Melalui usulan tersebut, terdapat pergeseran anggaran Program Dukungan Manajemen sebesar Rp131,26 miliar atau sekitar 5 persen dari total pagu ke Program Pengembangan Kawasan Strategis.
Langkah ini bertujuan agar realisasi anggaran menjadi lebih efektif dengan mengurangi biaya operasional rutin dan mengalihkannya ke belanja modal yang lebih produktif. Dengan demikian, porsi anggaran yang berdampak langsung pada pembangunan kawasan, peningkatan pelayanan publik, serta penguatan iklim investasi dapat semakin besar.
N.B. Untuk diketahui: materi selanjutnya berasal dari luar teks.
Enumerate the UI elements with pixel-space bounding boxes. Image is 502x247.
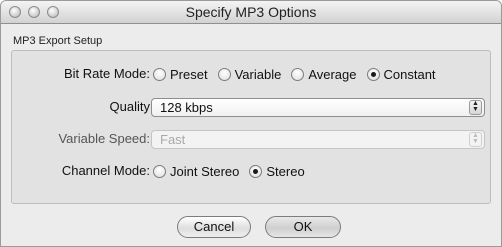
radio-joint-stereo[interactable]: Joint Stereo [153,164,239,179]
mp3-export-setup-group: Bit Rate Mode: Preset Variable Average C… [11,50,491,204]
dialog-window: Specify MP3 Options MP3 Export Setup Bit… [0,0,502,247]
radio-average-label: Average [308,67,357,82]
radio-average-circle[interactable] [291,68,305,81]
cancel-button[interactable]: Cancel [177,216,251,238]
bit-rate-mode-group: Preset Variable Average Constant [153,67,446,82]
radio-preset-label: Preset [170,67,208,82]
group-label: MP3 Export Setup [13,35,103,47]
title-bar[interactable]: Specify MP3 Options [1,1,501,24]
radio-constant-label: Constant [383,67,436,82]
radio-joint-stereo-label: Joint Stereo [170,164,240,179]
window-title: Specify MP3 Options [185,4,317,20]
radio-joint-stereo-circle[interactable] [153,165,166,178]
radio-variable[interactable]: Variable [217,67,282,82]
radio-average[interactable]: Average [291,67,357,82]
channel-mode-label: Channel Mode: [61,163,150,178]
select-arrows-icon: ▲ ▼ [469,100,482,115]
radio-preset[interactable]: Preset [153,67,208,82]
radio-constant[interactable]: Constant [366,67,436,82]
radio-preset-circle[interactable] [153,68,166,81]
ok-button[interactable]: OK [265,216,341,238]
variable-speed-value: Fast [160,132,186,147]
channel-mode-group: Joint Stereo Stereo [153,164,315,179]
variable-speed-select[interactable]: Fast ▲ ▼ [151,130,485,149]
radio-variable-circle[interactable] [217,68,231,81]
quality-value: 128 kbps [160,100,213,115]
radio-constant-circle[interactable] [366,68,380,81]
radio-variable-label: Variable [234,67,282,82]
select-arrows-icon: ▲ ▼ [469,132,482,147]
quality-select[interactable]: 128 kbps ▲ ▼ [151,98,485,117]
bit-rate-mode-label: Bit Rate Mode: [64,66,150,81]
radio-stereo-circle[interactable] [249,165,263,178]
quality-label: Quality [109,99,150,114]
variable-speed-label: Variable Speed: [58,131,150,146]
radio-stereo-label: Stereo [266,164,305,179]
radio-stereo[interactable]: Stereo [249,164,305,179]
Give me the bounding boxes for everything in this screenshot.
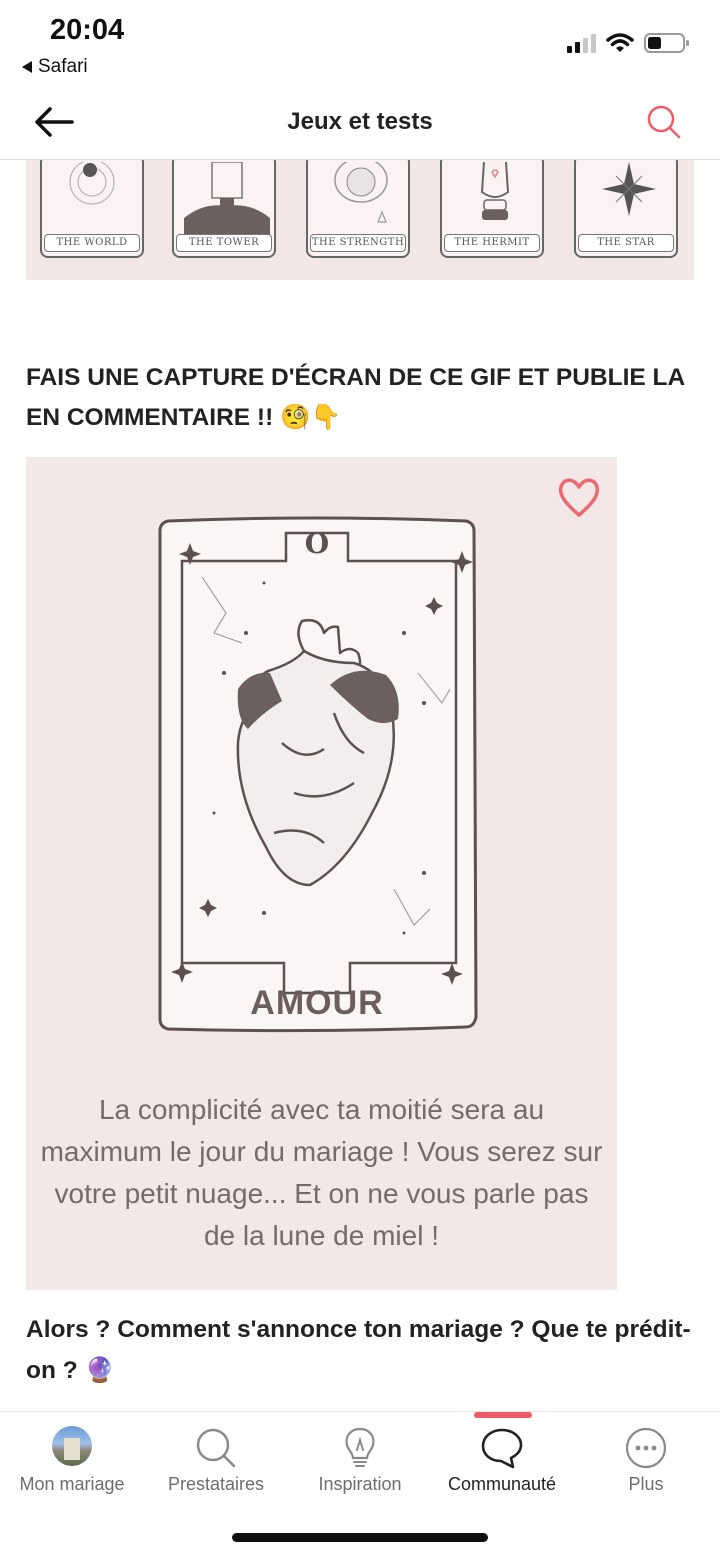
post-heading: FAIS UNE CAPTURE D'ÉCRAN DE CE GIF ET PU… <box>26 364 685 431</box>
back-app-label: Safari <box>38 56 88 77</box>
tab-label: Mon mariage <box>19 1474 125 1494</box>
back-to-app-link[interactable]: Safari <box>22 56 88 78</box>
planet-icon <box>69 162 115 205</box>
tower-icon <box>184 162 270 238</box>
card-label: THE STAR <box>578 234 674 252</box>
card-number: O <box>304 527 330 560</box>
compass-star-icon <box>602 162 656 216</box>
card-label: THE WORLD <box>44 234 140 252</box>
gif-prediction-text: La complicité avec ta moitié sera au max… <box>40 1094 603 1251</box>
tarot-card-amour: O AMOUR <box>154 513 480 1037</box>
tarot-cards-image: THE WORLD THE TOWER THE STRENGTH THE HER… <box>26 160 694 280</box>
tarot-card-tower: THE TOWER <box>172 160 276 258</box>
tab-label: Prestataires <box>167 1474 265 1494</box>
lion-icon <box>334 162 388 223</box>
tab-label: Communauté <box>447 1474 557 1494</box>
more-icon <box>625 1427 667 1469</box>
tarot-card-star: THE STAR <box>574 160 678 258</box>
tarot-card-world: THE WORLD <box>40 160 144 258</box>
post-content: THE WORLD THE TOWER THE STRENGTH THE HER… <box>0 160 720 1410</box>
home-indicator[interactable] <box>232 1533 488 1542</box>
card-label: THE STRENGTH <box>310 234 406 252</box>
chat-bubble-icon <box>481 1428 523 1469</box>
tarot-card-hermit: THE HERMIT <box>440 160 544 258</box>
card-title: AMOUR <box>250 984 384 1022</box>
tab-mon-mariage[interactable]: Mon mariage <box>0 1412 144 1512</box>
back-triangle-icon <box>22 61 32 73</box>
status-time: 20:04 <box>50 14 125 46</box>
tarot-card-strength: THE STRENGTH <box>306 160 410 258</box>
lantern-icon <box>480 162 510 220</box>
nav-header: Jeux et tests <box>0 90 720 160</box>
page-title: Jeux et tests <box>287 108 433 135</box>
wifi-icon <box>606 33 634 52</box>
tab-inspiration[interactable]: Inspiration <box>288 1412 432 1512</box>
tarot-gif: O AMOUR La complicité avec ta moitié ser… <box>26 457 617 1290</box>
avatar <box>52 1426 92 1466</box>
system-icons <box>567 32 690 54</box>
tab-label: Plus <box>628 1474 664 1494</box>
tab-plus[interactable]: Plus <box>574 1412 718 1512</box>
avatar-icon <box>52 1426 92 1466</box>
tarot-card-frame <box>158 516 478 1033</box>
battery-icon <box>644 33 689 53</box>
card-label: THE HERMIT <box>444 234 540 252</box>
lightbulb-icon <box>345 1427 375 1467</box>
search-button[interactable] <box>644 102 684 142</box>
heart-icon[interactable] <box>555 475 603 519</box>
post-question: Alors ? Comment s'annonce ton mariage ? … <box>26 1316 691 1384</box>
card-label: THE TOWER <box>176 234 272 252</box>
search-icon <box>196 1428 236 1468</box>
status-bar: 20:04 Safari <box>0 0 720 90</box>
tab-label: Inspiration <box>318 1474 402 1494</box>
tab-communaute[interactable]: Communauté <box>430 1412 574 1512</box>
cellular-signal-icon <box>567 33 596 53</box>
search-icon <box>647 105 681 139</box>
tab-prestataires[interactable]: Prestataires <box>144 1412 288 1512</box>
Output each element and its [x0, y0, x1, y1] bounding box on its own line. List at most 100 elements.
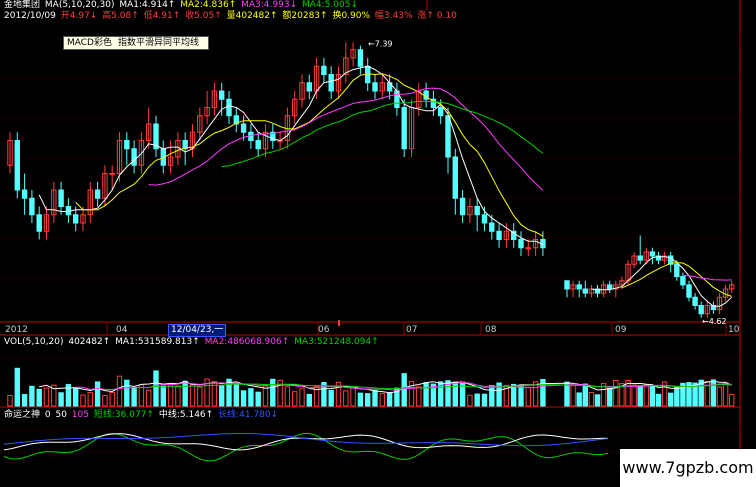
vol-ma1: MA1:531589.813↑: [115, 337, 200, 347]
vol-bar-82: [613, 379, 619, 407]
vol-bar-10: [80, 394, 86, 407]
ma1-line-a: [38, 65, 544, 245]
candle-a-body-70: [518, 239, 524, 249]
vol-bar-64: [474, 393, 480, 407]
vol-bar-9: [73, 387, 79, 407]
indicator-tooltip: MACD彩色 指数平滑异同平均线: [63, 36, 209, 50]
vol-bar-4: [36, 388, 42, 407]
tooltip-desc: 指数平滑异同平均线: [117, 38, 199, 48]
main-header-row1: 金地集团 MA(5,10,20,30) MA1:4.914↑ MA2:4.836…: [4, 0, 360, 11]
ma-label: MA(5,10,20,30): [44, 0, 115, 10]
candle-a-body-29: [219, 90, 225, 100]
candle-a-body-2: [21, 189, 28, 199]
vol-bar-74: [564, 381, 570, 407]
vol-bar-12: [94, 381, 101, 407]
ma3-line-a: [148, 87, 544, 191]
date-value: 2012/10/09: [4, 11, 56, 21]
indicator-b: 50: [55, 410, 67, 420]
candle-a-body-43: [321, 65, 327, 75]
vol-bar-101: [729, 393, 735, 407]
indicator-a: 0: [44, 410, 51, 420]
candle-a-body-30: [226, 98, 232, 117]
vol-bar-24: [182, 380, 188, 407]
vol-bar-88: [649, 385, 656, 407]
stock-chart-window: ←7.39 ←4.62 金地集团 MA(5,10,20,30) MA1:4.914…: [0, 0, 756, 487]
vol-bar-22: [167, 384, 174, 407]
low-price-label: ←4.62: [702, 317, 727, 326]
vol-header: VOL(5,10,20) 402482↑ MA1:531589.813↑ MA2…: [4, 337, 381, 348]
candle-a-body-44: [328, 74, 334, 92]
indicator-short: 短线:36.077↑: [93, 410, 154, 420]
vol-bar-34: [255, 391, 261, 407]
candle-b-body-3: [582, 288, 588, 294]
indicator-header: 命运之神 0 50 105 短线:36.077↑ 中线:5.146↑ 长线:41…: [4, 410, 280, 421]
vol-bar-2: [21, 394, 28, 407]
vol-bar-29: [219, 385, 225, 407]
vol-bar-91: [668, 392, 674, 407]
vol-bar-51: [379, 393, 386, 407]
indicator-long: 长线:41.780↓: [218, 410, 279, 420]
candle-b-body-19: [680, 276, 686, 286]
candle-a-body-17: [131, 148, 137, 166]
candle-a-body-54: [401, 107, 407, 150]
vol-bar-35: [262, 385, 269, 407]
vol-bar-85: [631, 384, 637, 407]
x-label-07: 07: [406, 325, 418, 335]
vol-bar-100: [722, 382, 729, 407]
x-label-04: 04: [116, 325, 128, 335]
x-label-2012: 2012: [5, 325, 28, 335]
candle-a-body-9: [73, 214, 79, 224]
candle-b-body-20: [686, 284, 692, 298]
indicator-c: 105: [71, 410, 90, 420]
amount-value: 额20283↑: [282, 11, 328, 21]
vol-bar-48: [357, 392, 364, 407]
vol-bar-36: [270, 378, 276, 407]
candle-a-body-64: [474, 206, 480, 216]
low-value: 低4.91↑: [143, 11, 181, 21]
vol-bar-0: [7, 395, 13, 407]
vol-bar-23: [175, 385, 181, 407]
candle-b-body-14: [649, 251, 656, 257]
candle-a-body-67: [496, 230, 502, 240]
vol-bar-17: [131, 387, 137, 407]
vol-bar-16: [124, 379, 130, 407]
vol-bar-32: [240, 390, 247, 407]
vol-bar-99: [716, 386, 723, 407]
high-price-label: ←7.39: [368, 39, 393, 48]
vol-bar-5: [43, 387, 50, 407]
vol-bar-15: [116, 375, 123, 407]
stock-name: 金地集团: [4, 0, 41, 10]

“Penguatan anggaran pembangunan tersebut akan diarahkan untuk mendukung pengembangan sumber daya air dan jaringan distribusi air minum, pengembangan infrastruktur lingkungan hidup termasuk instalasi pengolahan air limbah dan pengelolaan limbah B3, dan penguatan konektivitas darat seperti drainase dan infrastruktur jalan,” tegas Amsakar.
Ia menambahkan, langkah tersebut merupakan bagian dari strategi BP Batam dalam mempercepat pembangunan infrastruktur yang dibutuhkan investor sekaligus meningkatkan kualitas pelayanan publik.
Melalui rekomposisi anggaran itu, BP Batam berharap pembangunan infrastruktur strategis dapat berjalan lebih cepat, iklim investasi semakin kompetitif, serta kontribusi Batam terhadap pertumbuhan ekonomi daerah maupun nasional terus meningkat.
“Infrastruktur yang andal akan memperkuat daya saing Batam sebagai tujuan investasi. Ketika investasi tumbuh, maka lapangan kerja terbuka, aktivitas ekonomi meningkat, dan manfaatnya akan dirasakan langsung oleh masyarakat. Inilah yang menjadi fokus utama BP Batam dalam perencanaan anggaran Tahun 2027,” pungkasnya./Red.